Opinion: Little learned from laptops
By Emma McHugh
When I was a freshman here, I took a philosophy class that seemed to move at a slow pace. To ease the boredom, students began bringing their laptops to class. Toward the end, when the teacher would attempt to incite conversation about some philosophical matter, all he would receive in reply was the sound of typing on laptops.
The look of pure disappointment and discouragement on that professor’s face at all the fellow lost causes chatting away about nonsense on their laptops caused me to avoid regularly bringing my laptop to class from that day forth.
It is hard to set foot in any room at Fitchburg State College without seeing someone clicking away on their portable computer. In recent years, laptops have become mandatory purchases for all students at FSC.
As students become more and more invested in their laptops, the question must be raised: Do laptops help student learning?

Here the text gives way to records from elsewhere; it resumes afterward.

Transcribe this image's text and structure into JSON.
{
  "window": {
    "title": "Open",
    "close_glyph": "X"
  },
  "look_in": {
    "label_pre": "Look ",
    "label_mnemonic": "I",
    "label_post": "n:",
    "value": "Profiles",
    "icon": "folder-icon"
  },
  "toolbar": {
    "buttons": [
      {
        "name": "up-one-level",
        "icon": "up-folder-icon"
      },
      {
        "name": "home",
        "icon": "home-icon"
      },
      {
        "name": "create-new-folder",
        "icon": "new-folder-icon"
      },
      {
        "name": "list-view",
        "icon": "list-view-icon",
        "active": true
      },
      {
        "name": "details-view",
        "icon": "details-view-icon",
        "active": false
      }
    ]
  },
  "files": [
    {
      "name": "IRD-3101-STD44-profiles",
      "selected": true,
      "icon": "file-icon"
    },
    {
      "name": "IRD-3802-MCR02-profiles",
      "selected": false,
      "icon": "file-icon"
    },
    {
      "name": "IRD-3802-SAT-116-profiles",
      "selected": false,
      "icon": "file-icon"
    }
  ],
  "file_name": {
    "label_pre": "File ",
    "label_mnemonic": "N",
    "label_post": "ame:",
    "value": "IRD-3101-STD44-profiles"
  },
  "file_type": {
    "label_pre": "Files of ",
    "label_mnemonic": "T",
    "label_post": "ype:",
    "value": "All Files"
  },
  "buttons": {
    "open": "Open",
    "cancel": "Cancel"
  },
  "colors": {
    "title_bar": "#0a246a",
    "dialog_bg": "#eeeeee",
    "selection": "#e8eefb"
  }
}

Of course, there are obvious disadvantages to having a laptop in a classroom. It’s distracting! Thanks to the wonderful world of technology, when students sit down with their laptops they have access to millions of databases, blogs, news websites and social networks. Can the
average 20something sitting in a lecture really expect to not fall victim to one of these distractions?
Some students argue that being able to type faster than you can write by pen is a reason to allow students to have laptops in the classroom. Instead of carrying around several notebooks and always remembering that pesky pen, you can just bring your laptop and be good to go! Another pro would be the availability of information on the Web; if a teacher asks a question, you can quickly google the answer with your laptop. Going green is also something that the avid laptop carrier may argue; laptops save paper whether in the form of note taking, hand outs, and even in some cases, textbooks.
But how do students use their laptops in classrooms? As I’ve progressed to upper-level classes in the college, the number of laptop carriers seems to diminish. However, in most classes there are one or two who make themselves known through the soft clicking of their keys. These people seem to always be typing something, even if the teacher is not saying anything. Either they’re really thorough note-takers or they have succumbed to the distractions of their laptop.
Of course, I have seen students taking notes with their laptops and using them to benefit themselves in the classroom; but that number is eclipsed by the number of students I see on facebook.com or on addictinggames.com or chatting with their friends on their instant-messaging system.
Should this all matter? As adults, shouldn’t we be able to do as we please with our college education? I mean, we all do have ears so it’s not like we can’t hear what the teacher is saying.
Why, then, are students not paying attention to an education they have paid top dollar for? Maybe they just don’t care? Maybe they already know what the teacher is talking about? Either way, can teachers really step in and put an end to what could be today’s equivalent to passing notes or doodling?
Thinking of my philosophy professor, I say it all does matter. For most students, bringing a laptop to class is a way of distracting themselves from the material, the professor or a combination of the two.
In my opinion, you might as well be absent.